Data protection: Who really needs it?

Have you ever worried about sharing an honest opinion with friend on WhatsApp, or WhatsApp gaining access to the ‘encrypted’ communications? Have you worried about being listened to by the Facebook app, which it probably does not—they are just damn good at predicting your behaviour? Or, ever drafted a Facebook post, which you ended up discarding, which Facebook may retain regardless? Have you worried about sending photos via Snapchat, or Snapchat staff having access to photos?

Are we digitally free?

If you confirm any of the above, you are probably not living freely in the digital world. I find this frightening. I am under a liberal democracy, whose central role is the protection is of my freedom. I do not feel free. Rather, I feel surveilled. Digitally surveilled. Could data protection offer relief?

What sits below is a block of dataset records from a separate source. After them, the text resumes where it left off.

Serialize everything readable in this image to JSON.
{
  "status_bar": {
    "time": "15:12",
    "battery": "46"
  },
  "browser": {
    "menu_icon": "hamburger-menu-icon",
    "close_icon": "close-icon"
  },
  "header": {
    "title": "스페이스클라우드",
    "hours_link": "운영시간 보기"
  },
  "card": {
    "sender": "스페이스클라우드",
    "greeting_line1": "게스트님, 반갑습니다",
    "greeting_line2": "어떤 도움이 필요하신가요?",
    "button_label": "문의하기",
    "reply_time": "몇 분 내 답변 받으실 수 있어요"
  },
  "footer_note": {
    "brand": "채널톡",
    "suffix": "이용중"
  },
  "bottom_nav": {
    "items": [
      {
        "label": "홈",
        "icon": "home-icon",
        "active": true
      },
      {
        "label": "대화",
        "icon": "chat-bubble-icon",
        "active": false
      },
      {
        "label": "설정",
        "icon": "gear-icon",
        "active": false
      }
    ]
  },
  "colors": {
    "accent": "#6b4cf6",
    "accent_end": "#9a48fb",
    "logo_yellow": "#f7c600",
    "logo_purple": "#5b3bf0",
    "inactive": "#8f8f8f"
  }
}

The basis of data protection is ‘informational self-determination’. This concept was first introduced by the 1983 landmark ruling of the German Federal Constitutional Court. This highest German court concluded that

In the context of modern data processing, [human dignity, particularly the right to personal identity,] encompasses the protection of the individual against unlimited collection, storage, use and sharing of personal data. The fundamental right guarantees the authority conferred on the individual to, in principle, decide themselves on the disclosure and use of their personal data. Limitations of this right to “informational self-determination” are only permissible if there is an overriding public interest.

In other words, informational self-determination means that an individual should have control over the data that relates to him (such data is called ‘personal data’ in the new EU data protection legislation, the GDPR). As such, informational self-determination is similar to the concept of property, yet not quite the same.

What is data?

The most obvious form of data is what we actively share (Active Data). This is data from filling out forms about our personal details (whether online or offline), sharing pictures with friends, or sending emails. Most data however is not created directly by individuals, but rather created from them by a third party (Passive Data), by means such as observation, combination, or inference.

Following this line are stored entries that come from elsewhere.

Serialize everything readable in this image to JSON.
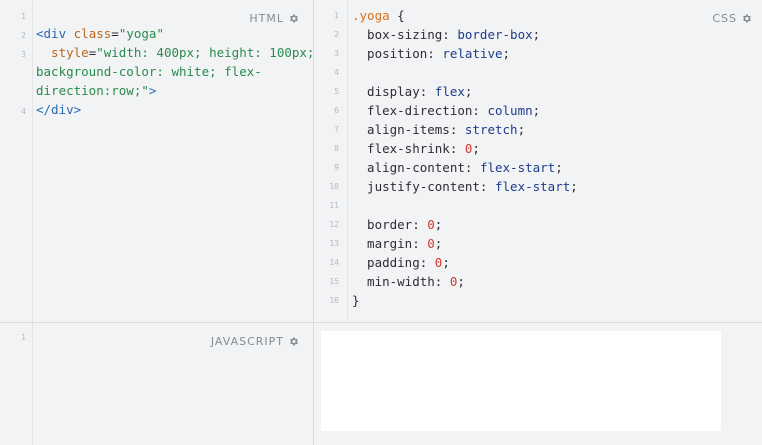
{
  "html_pane": {
    "label": "HTML",
    "line_numbers": [
      "1",
      "2",
      "3",
      "4"
    ],
    "lines": [
      {
        "parts": [
          {
            "t": "<div ",
            "c": "tag"
          },
          {
            "t": "class",
            "c": "attr"
          },
          {
            "t": "=",
            "c": "prop"
          },
          {
            "t": "\"yoga\"",
            "c": "str"
          }
        ]
      },
      {
        "parts": [
          {
            "t": "  style",
            "c": "attr"
          },
          {
            "t": "=",
            "c": "prop"
          },
          {
            "t": "\"width: 400px; height: 100px;",
            "c": "str"
          }
        ]
      },
      {
        "parts": [
          {
            "t": "background-color: white; flex-",
            "c": "str"
          }
        ]
      },
      {
        "parts": [
          {
            "t": "direction:row;\"",
            "c": "str"
          },
          {
            "t": ">",
            "c": "tag"
          }
        ]
      },
      {
        "parts": [
          {
            "t": "</div>",
            "c": "tag"
          }
        ]
      }
    ]
  },
  "css_pane": {
    "label": "CSS",
    "line_numbers": [
      "1",
      "2",
      "3",
      "4",
      "5",
      "6",
      "7",
      "8",
      "9",
      "10",
      "11",
      "12",
      "13",
      "14",
      "15",
      "16"
    ],
    "lines": [
      {
        "parts": [
          {
            "t": ".yoga",
            "c": "sel"
          },
          {
            "t": " {",
            "c": "prop"
          }
        ]
      },
      {
        "parts": [
          {
            "t": "  box-sizing: ",
            "c": "prop"
          },
          {
            "t": "border-box",
            "c": "val"
          },
          {
            "t": ";",
            "c": "prop"
          }
        ]
      },
      {
        "parts": [
          {
            "t": "  position: ",
            "c": "prop"
          },
          {
            "t": "relative",
            "c": "val"
          },
          {
            "t": ";",
            "c": "prop"
          }
        ]
      },
      {
        "parts": []
      },
      {
        "parts": [
          {
            "t": "  display: ",
            "c": "prop"
          },
          {
            "t": "flex",
            "c": "val"
          },
          {
            "t": ";",
            "c": "prop"
          }
        ]
      },
      {
        "parts": [
          {
            "t": "  flex-direction: ",
            "c": "prop"
          },
          {
            "t": "column",
            "c": "val"
          },
          {
            "t": ";",
            "c": "prop"
          }
        ]
      },
      {
        "parts": [
          {
            "t": "  align-items: ",
            "c": "prop"
          },
          {
            "t": "stretch",
            "c": "val"
          },
          {
            "t": ";",
            "c": "prop"
          }
        ]
      },
      {
        "parts": [
          {
            "t": "  flex-shrink: ",
            "c": "prop"
          },
          {
            "t": "0",
            "c": "num"
          },
          {
            "t": ";",
            "c": "prop"
          }
        ]
      },
      {
        "parts": [
          {
            "t": "  align-content: ",
            "c": "prop"
          },
          {
            "t": "flex-start",
            "c": "val"
          },
          {
            "t": ";",
            "c": "prop"
          }
        ]
      },
      {
        "parts": [
          {
            "t": "  justify-content: ",
            "c": "prop"
          },
          {
            "t": "flex-start",
            "c": "val"
          },
          {
            "t": ";",
            "c": "prop"
          }
        ]
      },
      {
        "parts": []
      },
      {
        "parts": [
          {
            "t": "  border: ",
            "c": "prop"
          },
          {
            "t": "0",
            "c": "num"
          },
          {
            "t": ";",
            "c": "prop"
          }
        ]
      },
      {
        "parts": [
          {
            "t": "  margin: ",
            "c": "prop"
          },
          {
            "t": "0",
            "c": "num"
          },
          {
            "t": ";",
            "c": "prop"
          }
        ]
      },
      {
        "parts": [
          {
            "t": "  padding: ",
            "c": "prop"
          },
          {
            "t": "0",
            "c": "num"
          },
          {
            "t": ";",
            "c": "prop"
          }
        ]
      },
      {
        "parts": [
          {
            "t": "  min-width: ",
            "c": "prop"
          },
          {
            "t": "0",
            "c": "num"
          },
          {
            "t": ";",
            "c": "prop"
          }
        ]
      },
      {
        "parts": [
          {
            "t": "}",
            "c": "prop"
          }
        ]
      }
    ]
  },
  "js_pane": {
    "label": "JAVASCRIPT",
    "line_numbers": [
      "1"
    ]
  },
  "icons": {
    "pane_settings": "gear-icon"
  },
  "colors": {
    "background": "#f2f3f4",
    "tag": "#2a6bb2",
    "attr": "#b86a1e",
    "string": "#2a8a4e",
    "selector": "#d9731a",
    "value": "#1d3d8c",
    "number": "#d1392f"
  }
}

A ubiquitous example is app tracking, data collection from apps about usage behaviour. The collected data often includes which buttons you click, what purchases you make, and when and how often you use an app. Researchers from the University of Oxford found that some 90% of mobile apps could send such data to Google, some 40% to Facebook, and, most of the time, to numerous lesser known parties.

Passive Data is surprisingly valuable, and many previous calculations underestimate its worth. The business model of the online advertising industry revolves around this type of data. Only in 2018, Google generated 136.2bn US Dollars of revenue from advertising. That’s about 34 dollars of annual revenue from every one of the 4bn global Internet users, or 3 dollars per month.

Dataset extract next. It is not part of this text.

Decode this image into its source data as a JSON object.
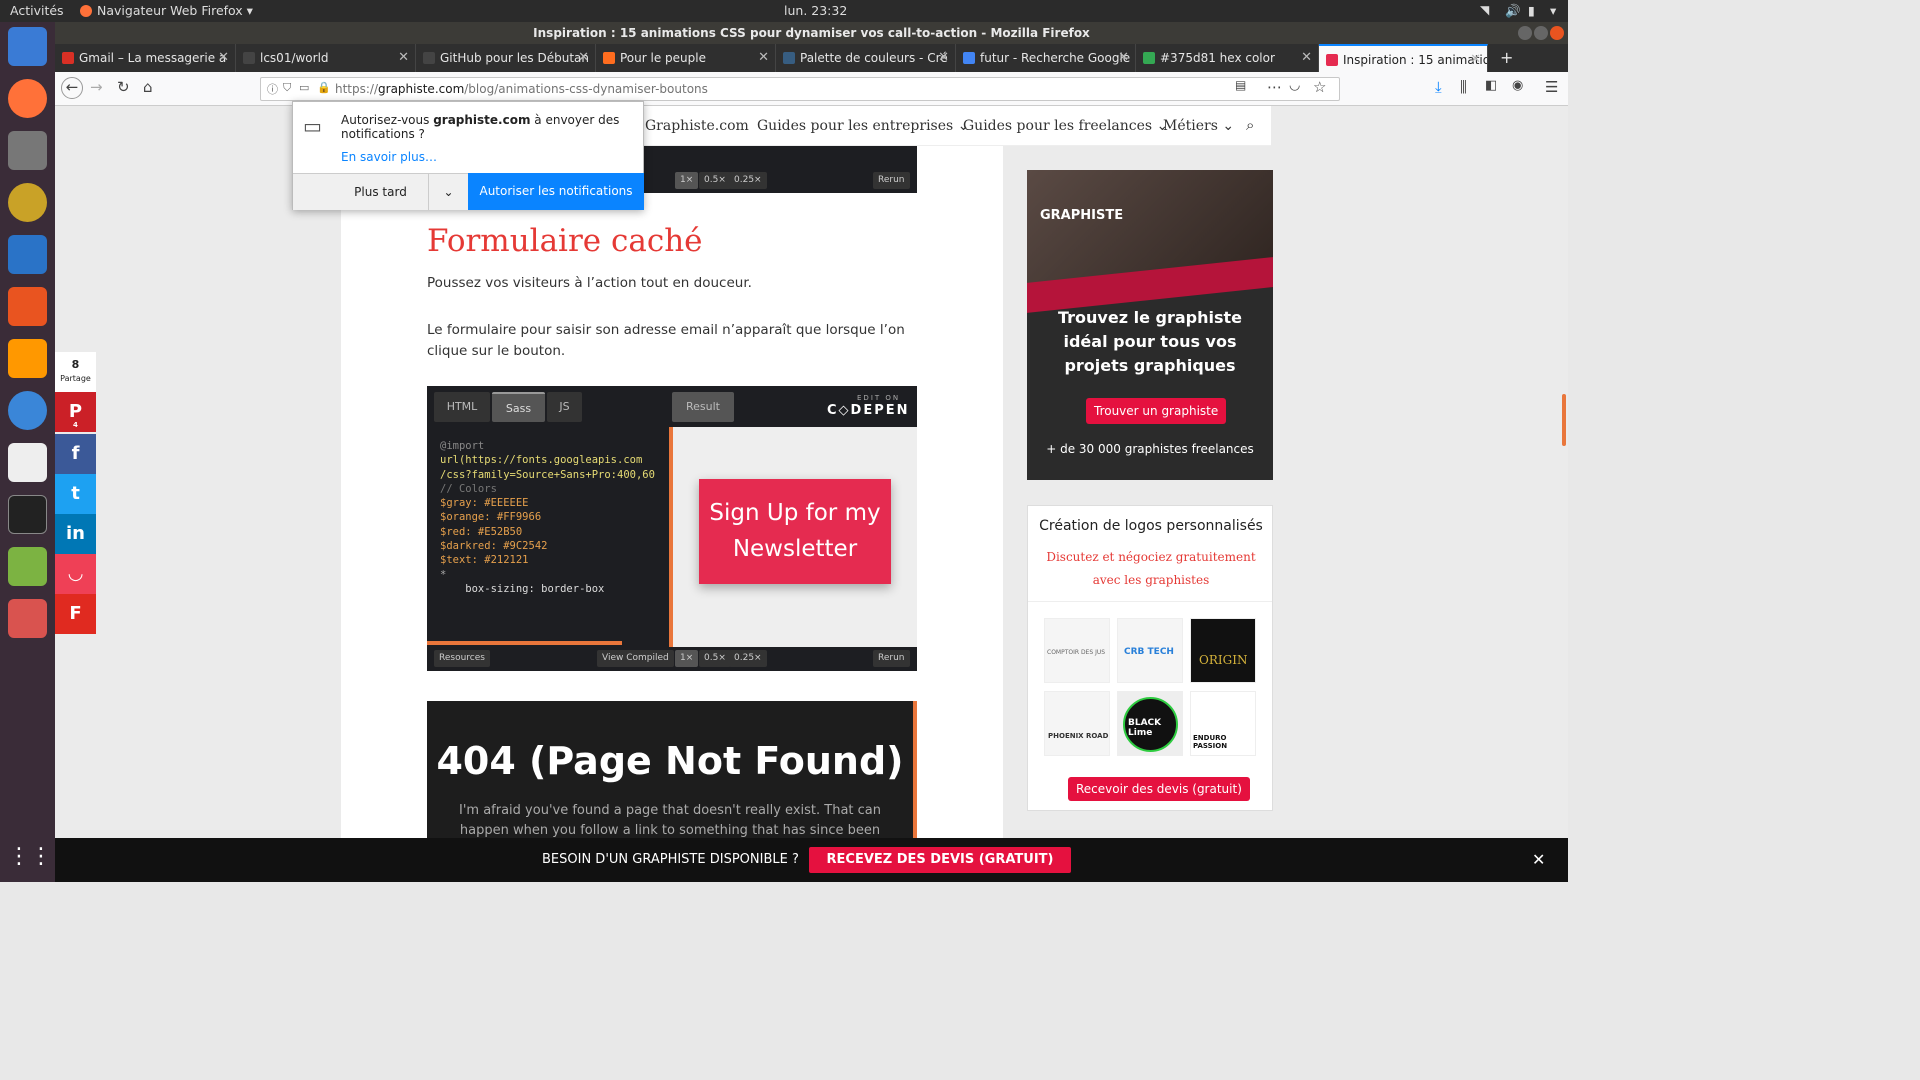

The data deal: Would you sell your data?

Suppose you were approached by a stranger in the street, offering you a deal: You’d install a little tool on your smartphone, that’d continuously share your visited websites with the stranger. The stranger may then do whatever he wants with your browsing history, but vows not to pass on any other directly identifying data such as name or email. In turn, you’d be given 1 dollar per month. That’s about a third of what Google generates from every Internet user per month. Sounds good, doesn’t it?

When making your decision, keep in mind that the calculations above did not factor in, amongst other aspects, the global differences in income. The median income per person in the United States lies more than five times above the global median. Even if you increase the monthly payment fivefold, the value of your data (not just the browsing history) is probably much higher than 5 dollars per month. These estimations only considered Google, not the whole advertising industry.

Further, data is usually collected irreversibly. Once data is collected, there are usually no means of getting it back (regardless of the legislation stipulating ‘informational self-determination’). Instead, our data is being stolen at scale.

So what?

Does the ongoing, large-scale data theft cause harm? Cambridge Analytica used the data of 87 million Facebook users to sway elections. Surely, none of my data was used. And, if even so, I would certainly not be the one falling for the cheap tricks of a now defunct company, right? Or worse, vote Trump.

A widely discussed issue of this data collection can now be witnessed in machine learning, whose use in industry is spreading. Machine learning systems are trained on data, that was generated from humans. Since humans are naturally biased in some way, the predictions of algorithms are subject to biases. Biases are often blamed on the underlying algorithms, but in fact, humans are at fault, in the design of algorithms, in the collection of data, and in the decision leading to unfettered data collection in the first place.

Biased data exhibits the problem that it may reinforce views and stereotypes of the past. This may not only lead to discrimination, but inhibit societal progress. It is often argued that data protection and thereby constraining data collection hampers economic progress. But, do we want to sacrifice societal progress? We need both.

Sorry Google, we need data protection.

Data is intangible, and the consequences of data collection are mostly invisible. Despite all legislative requirements, aiming to protect the informational self-determination of the individual, data continues to be collected, if not stolen, at scale. The collected data is incredibly valuable, yet collection mostly profits the data-collecting companies. Data collection is irreversible, and may impede societal progress, by reinforcing the stereotypes of the past. We, as a society, need data protection.